Brimham Rocks form an excellent climbing frame for adventurous children © National Trust Images/Chris Lacey
It’s an area that becomes increasingly rugged and remote the further back along the valley you go. It pulls you like a magnet, drawing you further into its midst, tempting you with an ever-changing panorama at every turn.
Swaledale, Wensleydale or Wharfedale would, I’m sure, be the first to be mentioned if someone was asked to name one of the Yorkshire Dales in a pub quiz. But Nidderdale? It tends to play second or even third fiddle to the better-known dales. It isn’t actually in the area designated as the Yorkshire Dales National Park at all. Hence the main throng of tourists tends to bypass Nidderdale, heading straight for the national park: in Nidderdale, the absence of visitors is almost tangible.

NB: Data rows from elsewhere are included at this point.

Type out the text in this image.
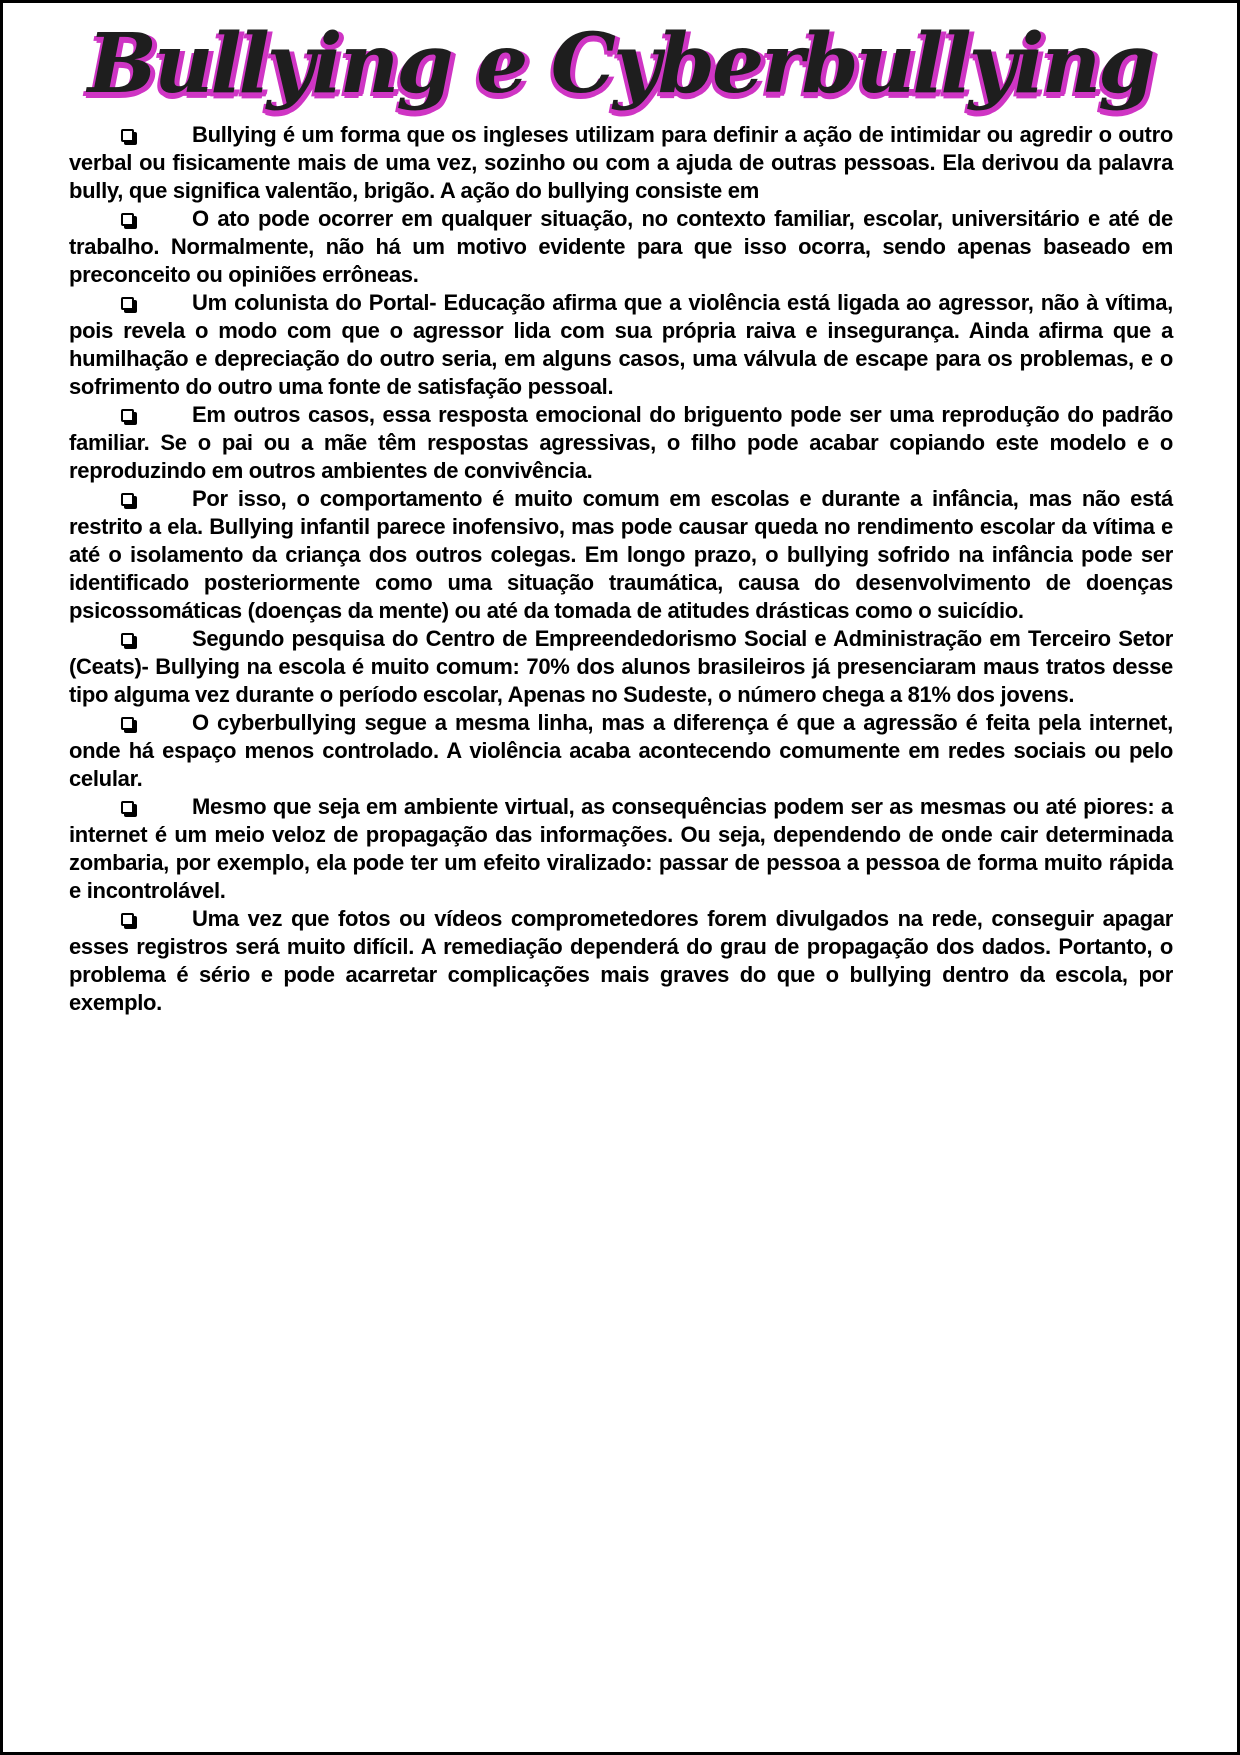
Bullying e Cyberbullying

Bullying é um forma que os ingleses utilizam para definir a ação de intimidar ou agredir o outro verbal ou fisicamente mais de uma vez, sozinho ou com a ajuda de outras pessoas. Ela derivou da palavra bully, que significa valentão, brigão. A ação do bullying consiste em

O ato pode ocorrer em qualquer situação, no contexto familiar, escolar, universitário e até de trabalho. Normalmente, não há um motivo evidente para que isso ocorra, sendo apenas baseado em preconceito ou opiniões errôneas.

Um colunista do Portal- Educação afirma que a violência está ligada ao agressor, não à vítima, pois revela o modo com que o agressor lida com sua própria raiva e insegurança. Ainda afirma que a humilhação e depreciação do outro seria, em alguns casos, uma válvula de escape para os problemas, e o sofrimento do outro uma fonte de satisfação pessoal.

Em outros casos, essa resposta emocional do briguento pode ser uma reprodução do padrão familiar. Se o pai ou a mãe têm respostas agressivas, o filho pode acabar copiando este modelo e o reproduzindo em outros ambientes de convivência.

Por isso, o comportamento é muito comum em escolas e durante a infância, mas não está restrito a ela. Bullying infantil parece inofensivo, mas pode causar queda no rendimento escolar da vítima e até o isolamento da criança dos outros colegas. Em longo prazo, o bullying sofrido na infância pode ser identificado posteriormente como uma situação traumática, causa do desenvolvimento de doenças psicossomáticas (doenças da mente) ou até da tomada de atitudes drásticas como o suicídio.

Segundo pesquisa do Centro de Empreendedorismo Social e Administração em Terceiro Setor (Ceats)- Bullying na escola é muito comum: 70% dos alunos brasileiros já presenciaram maus tratos desse tipo alguma vez durante o período escolar, Apenas no Sudeste, o número chega a 81% dos jovens.

O cyberbullying segue a mesma linha, mas a diferença é que a agressão é feita pela internet, onde há espaço menos controlado. A violência acaba acontecendo comumente em redes sociais ou pelo celular.

Mesmo que seja em ambiente virtual, as consequências podem ser as mesmas ou até piores: a internet é um meio veloz de propagação das informações. Ou seja, dependendo de onde cair determinada zombaria, por exemplo, ela pode ter um efeito viralizado: passar de pessoa a pessoa de forma muito rápida e incontrolável.

Uma vez que fotos ou vídeos comprometedores forem divulgados na rede, conseguir apagar esses registros será muito difícil. A remediação dependerá do grau de propagação dos dados. Portanto, o problema é sério e pode acarretar complicações mais graves do que o bullying dentro da escola, por exemplo.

It is indeed strange that Nidderdale hasn’t been included within the park boundary. The spectacular countryside around the dale is designated as an Area of Outstanding Natural Beauty. The hills that fall across the border between national park and AONB status are the same hills making up the same landscape. Yet Nidderdale is a game of two halves. To the northwest, and closest to the Yorkshire Dales National Park, lies Upper Nidderdale. It’s an area that becomes increasingly rugged and remote the further back along the valley you go. It pulls you like a magnet, drawing you further into its midst, tempting you with an ever-changing panorama at every turn, rise and fall. With only one small road that leads to nowhere, the hills of Little Whernside and its giant neighbour Great Whernside creating a wall between Nidderdale and Coverdale, there is no through traffic, unless you happen to be on foot or on horseback. A string of pearly reservoirs line the route of the River Nidd from the foot of its source, Great Whernside. These watering holes, quenching the thirst of residents in far-flung Bradford, are interspersed with tiny hamlets. The place is so remote that a good guess would be required as to why anyone should have set up camp here years ago but now they have, it’s easy to understand – for its quality of life that surpasses many others.
Knaresborough perches on the steep bank above the River Nidd © Prakich Treetasayuth, Shutterstock
Further east, Nidderdale bottoms out, the hills recede and the land flattens. At least, the undulations are less undulating, the distance between villages decreases and the land becomes more cultivated. It’s not until you reach Knaresborough, a good 30 miles from the river’s source (and even longer if you stretched out the Nidd’s meandering tendencies into a pencil-straight line), that you get any serious habitation although the elegant town of Harrogate, joined at the hip with Knaresborough on its eastern side, now sprawls further north and west towards the edge of Nidderdale AONB with a plethora of housing developments.
Past Knaresborough, the Nidd continues for a few more meandering miles east before it disappears for good, its waters mingling with those of the more northerly Swale and Ure to form the mightier Ouse. The Nidderdale AONB also swallows up the most southeasterly section of Wensleydale. Like its counterpart of Upper Nidderdale, the land furthest west begins harsh and inhospitable on top of Masham Moor before it drops down to greener pastures, great swathes of estate forests and a web of tiny tributaries that gurgle towards the Ure.